AUSTIN (KXAN) – Astronomers are noticing something rather strange, stars appear to be “glitching”. The phenomenon was first observed in 2016 by astronomers in Australia. A “glitch” occurs when the structure of a star unexpectedly changes.

New research published this month in Nature Communications has found that not only can stars speed up when they “glitch”, but they can also affect the way sound waves pass through them.

The new observations were recorded after studying red clump stars. These Red Giants are stars nearing the end of their lives, when the star has used up all the hydrogen in its core and begins to burn the hydrogen on the outside of the star.

When a glitch occurs, the core of these red clump stars changes.

According to the research, the team observed 359 Red Giants that were all in a similar place in their life cycles. 24 of the observed stars appeared to glitch.

According to a release from Ohio State University, there are two reasons a star may be glitching. The first is that these “glitches” are just part of a star’s evolution, but are usually weak and not observable.

A Red Giant star is surrounded by a tenuous shell of gas in this unusual image from the NASA/ESA Hubble Space. Credit: ESA/Hubble, NASA and H. Olofsson (Onsala Space Observatory)

The other theory is that these “glitches” are a way in which the star corrects irregularities within the star. The researchers believe this theory more closely resemble their observations. However, more research is still needed before a conclusion is finalized.

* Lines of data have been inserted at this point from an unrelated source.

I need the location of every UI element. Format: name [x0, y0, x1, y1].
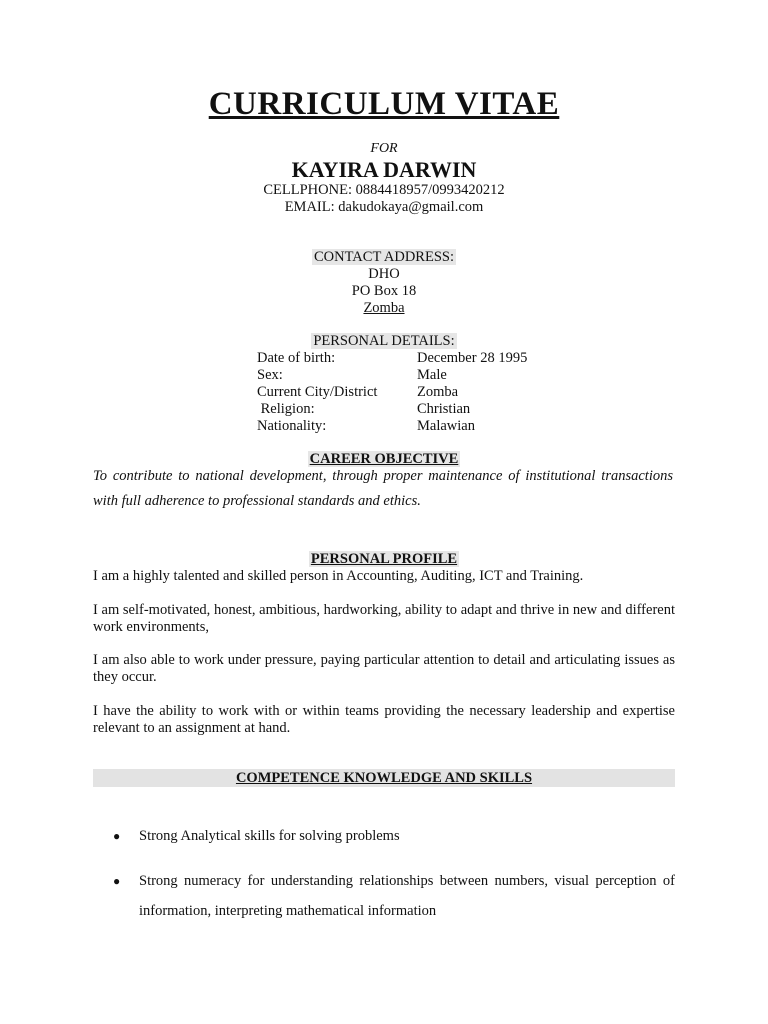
- contact-line-2: PO Box 18: [351, 283, 417, 299]
- contact-address-heading: CONTACT ADDRESS:: [314, 249, 454, 265]
- detail-value: Malawian: [417, 418, 475, 434]
- list-item-text: Strong numeracy for understanding relationships between numbers, visual perception of information, interpreting mathematical information: [139, 873, 675, 919]
- detail-label: Religion:: [257, 401, 315, 417]
- detail-value: Zomba: [417, 384, 459, 400]
- detail-row: [257, 350, 527, 367]
- personal-details-heading-wrap: [0, 333, 768, 350]
- bullet-icon: ●: [113, 829, 121, 843]
- detail-row: [257, 384, 527, 401]
- competence-list: [113, 821, 675, 926]
- personal-profile-heading-wrap: [0, 551, 768, 568]
- detail-value: December 28 1995: [417, 350, 528, 366]
- detail-label: Current City/District: [257, 384, 378, 400]
- contact-line-3: Zomba: [363, 300, 405, 316]
- candidate-name: KAYIRA DARWIN: [291, 157, 477, 182]
- contact-address-heading-wrap: [0, 249, 768, 266]
- email-line: EMAIL: dakudokaya@gmail.com: [284, 199, 484, 215]
- detail-value: Christian: [417, 401, 471, 417]
- detail-value: Male: [417, 367, 447, 383]
- detail-label: Sex:: [257, 367, 283, 383]
- profile-paragraph: I am self-motivated, honest, ambitious, hardworking, ability to adapt and thrive in new and different work environments,: [93, 602, 675, 635]
- profile-paragraph: I am a highly talented and skilled person in Accounting, Auditing, ICT and Training.: [93, 568, 584, 584]
- list-item: [113, 866, 675, 926]
- detail-row: [257, 401, 527, 418]
- document-title: CURRICULUM VITAE: [208, 86, 560, 122]
- contact-line-1: DHO: [368, 266, 400, 282]
- for-label: FOR: [370, 141, 398, 156]
- career-objective-heading: CAREER OBJECTIVE: [309, 451, 459, 467]
- career-objective-text: To contribute to national development, through proper maintenance of institutional transactions with full adherence to professional standards and ethics.: [93, 468, 673, 509]
- profile-paragraph: I have the ability to work with or within teams providing the necessary leadership and expertise relevant to an assignment at hand.: [93, 703, 675, 736]
- personal-profile-heading: PERSONAL PROFILE: [310, 551, 458, 567]
- detail-label: Nationality:: [257, 418, 327, 434]
- list-item-text: Strong Analytical skills for solving problems: [139, 828, 400, 844]
- bullet-icon: ●: [113, 874, 121, 888]
- detail-row: [257, 418, 527, 435]
- detail-row: [257, 367, 527, 384]
- contact-line-3-wrap: [0, 300, 768, 317]
- competence-heading: COMPETENCE KNOWLEDGE AND SKILLS: [235, 770, 533, 786]
- list-item: [113, 821, 675, 851]
- detail-label: Date of birth:: [257, 350, 336, 366]
- cellphone-line: CELLPHONE: 0884418957/0993420212: [263, 182, 505, 198]
- profile-paragraph: I am also able to work under pressure, paying particular attention to detail and articulating issues as they occur.: [93, 652, 675, 685]
- personal-details-table: [257, 350, 527, 435]
- competence-heading-bar: [93, 769, 675, 787]
- personal-details-heading: PERSONAL DETAILS:: [313, 333, 455, 349]
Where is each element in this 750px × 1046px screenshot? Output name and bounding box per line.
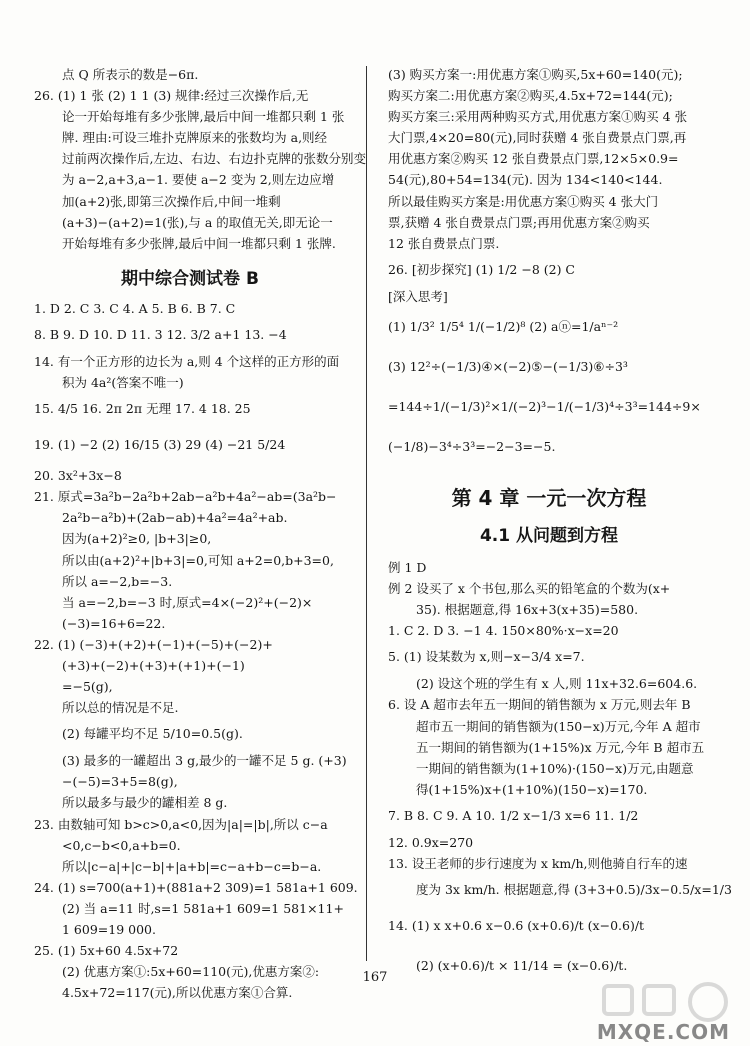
text-line: 当 a=−2,b=−3 时,原式=4×(−2)²+(−2)× (62, 594, 313, 610)
text-line: 票,获赠 4 张自费景点门票;再用优惠方案②购买 (388, 214, 650, 230)
text-line: 1. D 2. C 3. C 4. A 5. B 6. B 7. C (34, 300, 236, 316)
text-line: 25. (1) 5x+60 4.5x+72 (34, 943, 179, 959)
text-line: 26. (1) 1 张 (2) 1 1 (3) 规律:经过三次操作后,无 (34, 88, 309, 104)
text-line: 5. (1) 设某数为 x,则−x−3/4 x=7. (388, 649, 585, 665)
text-line: 24. (1) s=700(a+1)+(881a+2 309)=1 581a+1 609. (34, 879, 358, 895)
text-line: (−1/8)−3⁴÷3³=−2−3=−5. (388, 438, 556, 454)
text-line: 12 张自费景点门票. (388, 235, 500, 251)
text-line: 12. 0.9x=270 (388, 834, 474, 850)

Red Giants are used by astronomers to measure distance in deep space. They can help scientists study a galaxies density as well as the chemical evolution of a star.

The research was conducted using NASA’s Kepler space telescope by researchers at Ohio State University. Mathieu Vrard is the lead author on the paper.

Past ‘glitching’ stars across the Universe

News of observations of a neutron star glitching were first reported in 2019. That report, published in Nature Astronomy, studied the Vela Pulsar. The pulsar is about 1,000 light years away from Earth.

Neutron stars are created when a supergiant star collapses on itself. They are considered the smallest and densest objects in the universe besides black holes. Unlike traditional stars, they do not generate heat and are mostly made of neutrons. They typically spin at a constant rate.

This deep image from NASA’s Chandra X-ray Observatory shows the Vela pulsar, a neutron star that was formed when a massive star collapsed. In the upper right is a fast moving jet of particles produced by the pulsar. The pulsar is about 1,000 light years from Earth, and makes over 11 complete rotations every second. Credits: X-ray: NASA/CXC/Univ of Toronto/M.Durant et al; Optical: DSS/Davide De Martin

Initial observations of the pulsar were made in 2016. The pulsar would appear to slow down its rotation, before speeding up, according to the report. After the acceleration, the star would then slow to its original speed.

The researchers said that only 5% of pulsars are known to glitch. Vela appears to glitch once every three years.

The changes in speed allowed researchers to observe the various components of the neutron star.

“One of these components, a soup of superfluid neutrons in the inner layer of the crust, moves outwards first and hits the rigid outer crust of the star causing it to spin up,” said Dr. Paul Lasky, one of the researchers on the project, in a statement at the time.

The team said a second layer of the this same superfluid then causes the star to slow down. While predicted in the past, this was the first time this activity had been observed.

Observations were done at Mount Pleasant Observatory in Tasmania. The research was lead by Dr. Greg Ashton from the Monash School of Physics and Astronomy.